Der Antrag dauert 6 Monate für die Bearbeitung - an der Zeitspanne ist kaum etwas zu rütteln. Er kann aber auch wesentlich früher gestellt werden und das empfiehlt sich auch. Wenn sich jemand also für diese Wohnform entscheidet, dann ist es auch sinnvoll, ihn gleich zu Beginn zu stellen.
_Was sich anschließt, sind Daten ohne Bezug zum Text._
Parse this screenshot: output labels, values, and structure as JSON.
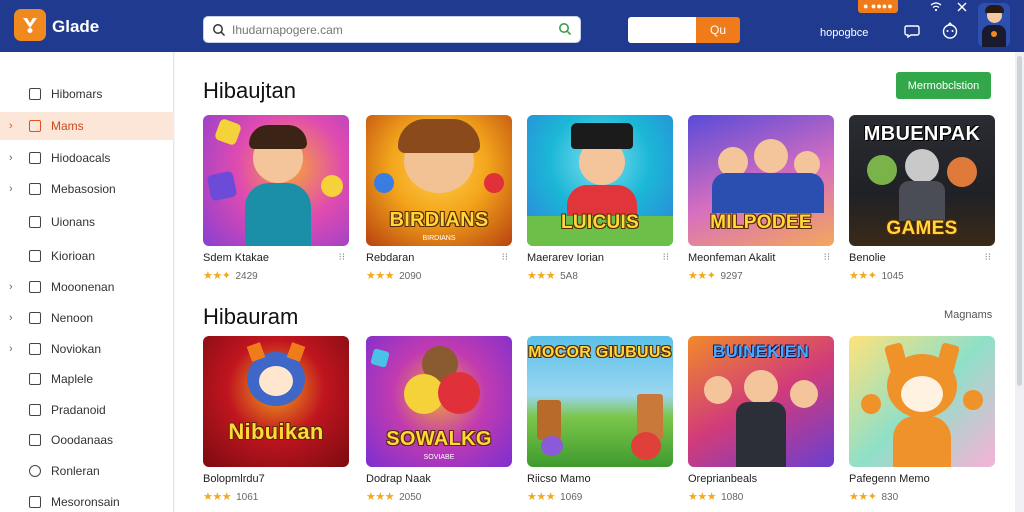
{
  "header": {
    "app_name": "Glade",
    "search_placeholder": "Ihudarnapogere.cam",
    "promo_button": "Qu",
    "coin_badge": "● ●●●●",
    "username": "hopogbce"
  },
  "sidebar": {
    "items": [
      {
        "label": "Hibomars",
        "chevron": false,
        "active": false
      },
      {
        "label": "Mams",
        "chevron": true,
        "active": true
      },
      {
        "label": "Hiodoacals",
        "chevron": true,
        "active": false
      },
      {
        "label": "Mebasosion",
        "chevron": true,
        "active": false
      },
      {
        "label": "Uionans",
        "chevron": false,
        "active": false
      },
      {
        "label": "Kiorioan",
        "chevron": false,
        "active": false
      },
      {
        "label": "Mooonenan",
        "chevron": true,
        "active": false
      },
      {
        "label": "Nenoon",
        "chevron": true,
        "active": false
      },
      {
        "label": "Noviokan",
        "chevron": true,
        "active": false
      },
      {
        "label": "Maplele",
        "chevron": false,
        "active": false
      },
      {
        "label": "Pradanoid",
        "chevron": false,
        "active": false
      },
      {
        "label": "Ooodanaas",
        "chevron": false,
        "active": false
      },
      {
        "label": "Ronleran",
        "chevron": false,
        "active": false
      },
      {
        "label": "Mesoronsain",
        "chevron": false,
        "active": false
      }
    ]
  },
  "sections": [
    {
      "title": "Hibaujtan",
      "action_label": "Mermobclstion",
      "games": [
        {
          "title": "Sdem Ktakae",
          "rating_text": "2429",
          "stars": "★★✦",
          "thumb_caption": "",
          "colors": [
            "#8a3fd1",
            "#e04bb0",
            "#f6a23a"
          ]
        },
        {
          "title": "Rebdaran",
          "rating_text": "2090",
          "stars": "★★★",
          "thumb_caption": "BIRDIANS",
          "thumb_sub": "BIRDIANS",
          "colors": [
            "#f3a51c",
            "#e86a12",
            "#b8420f"
          ]
        },
        {
          "title": "Maerarev Iorian",
          "rating_text": "5A8",
          "stars": "★★★",
          "thumb_caption": "LUICUIS",
          "colors": [
            "#1bb7d7",
            "#2f7ed8",
            "#8ed36c"
          ]
        },
        {
          "title": "Meonfeman Akalit",
          "rating_text": "9297",
          "stars": "★★✦",
          "thumb_caption": "MILPODEE",
          "colors": [
            "#5a4bd8",
            "#d86fbf",
            "#f3a85a"
          ]
        },
        {
          "title": "Benolie",
          "rating_text": "1045",
          "stars": "★★✦",
          "thumb_caption": "MBUENPAK",
          "thumb_caption2": "GAMES",
          "colors": [
            "#1f2126",
            "#3a3d45",
            "#7a5a2a"
          ]
        }
      ]
    },
    {
      "title": "Hibauram",
      "action_label": "Magnams",
      "games": [
        {
          "title": "Bolopmlrdu7",
          "rating_text": "1061",
          "stars": "★★★",
          "thumb_caption": "Nibuikan",
          "colors": [
            "#c0151f",
            "#7a0b10",
            "#f2a21c"
          ]
        },
        {
          "title": "Dodrap Naak",
          "rating_text": "2050",
          "stars": "★★★",
          "thumb_caption": "SOWALKG",
          "thumb_sub": "SOVIABE",
          "colors": [
            "#7c2fd1",
            "#c23bb0",
            "#f0a53a"
          ]
        },
        {
          "title": "Riicso Mamo",
          "rating_text": "1069",
          "stars": "★★★",
          "thumb_caption": "MOCOR GIUBUUS",
          "colors": [
            "#5cc0e8",
            "#7bc64a",
            "#3e9a2f"
          ]
        },
        {
          "title": "Oreprianbeals",
          "rating_text": "1080",
          "stars": "★★★",
          "thumb_caption": "BUINEKIEN",
          "colors": [
            "#f08a2a",
            "#d13b7a",
            "#6a3fd1"
          ]
        },
        {
          "title": "Pafegenn Memo",
          "rating_text": "830",
          "stars": "★★✦",
          "thumb_caption": "",
          "colors": [
            "#ffe27a",
            "#8fe0c8",
            "#f7b2d6"
          ]
        }
      ]
    }
  ],
  "colors": {
    "header_bg": "#1f3a8f",
    "accent_orange": "#f07b1a",
    "active_sidebar_bg": "#fbe6d7",
    "green_button": "#33a84a",
    "star_color": "#f2a91e"
  }
}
Bis das Projekt umgesetzt werden, dauert es ja in der Regel einige Zeit.
Notfallplätze für ambulantes betreutes Wohnen gibt es kaum bis gar nicht, was ja auch sinnvoll ist, weil diese Lebensform eine individuelle Planung erfordert, damit die Wohnsituation dann auch so werden kann, wie wir uns das für unsere Töchter vorstellen.
Würde nach aktuellem Stand in einer Familie ein Notfall eintreten und die Tochter von heute auf morgen untergebracht werden müssen, hätte die Familie kaum Einfluss darauf, wohin die Tochter kommt - sie käme dorthin, wo Platz ist, sofern man nicht vorgesorgt hat.
Der Montagabend hatte im Grunde zwei Blocks: Zum einen wurde über die Möglichkeiten und Schwierigkeiten informiert, zum anderen wurde gesammelt, wie die Wünsche der Eltern und der Menschen mit Hilfsbedarf in Bezug auf die Wohnform aussehen und wie die zeitlichen Vorstellungen sind.
Das Projekt ist gestartet, es werden am Ende jedoch sicher mehrere unterschiedliche Wohngruppen in Bezug auf die Größe entstehen. Wer, wann mit wem zusammenkommt, das wird sich im Laufe der Zeit entwickeln.
Ich finds jedenfalls klasse, dass wir hier eine so engagierte Lebenshilfe haben, die das begleitet und möglich macht.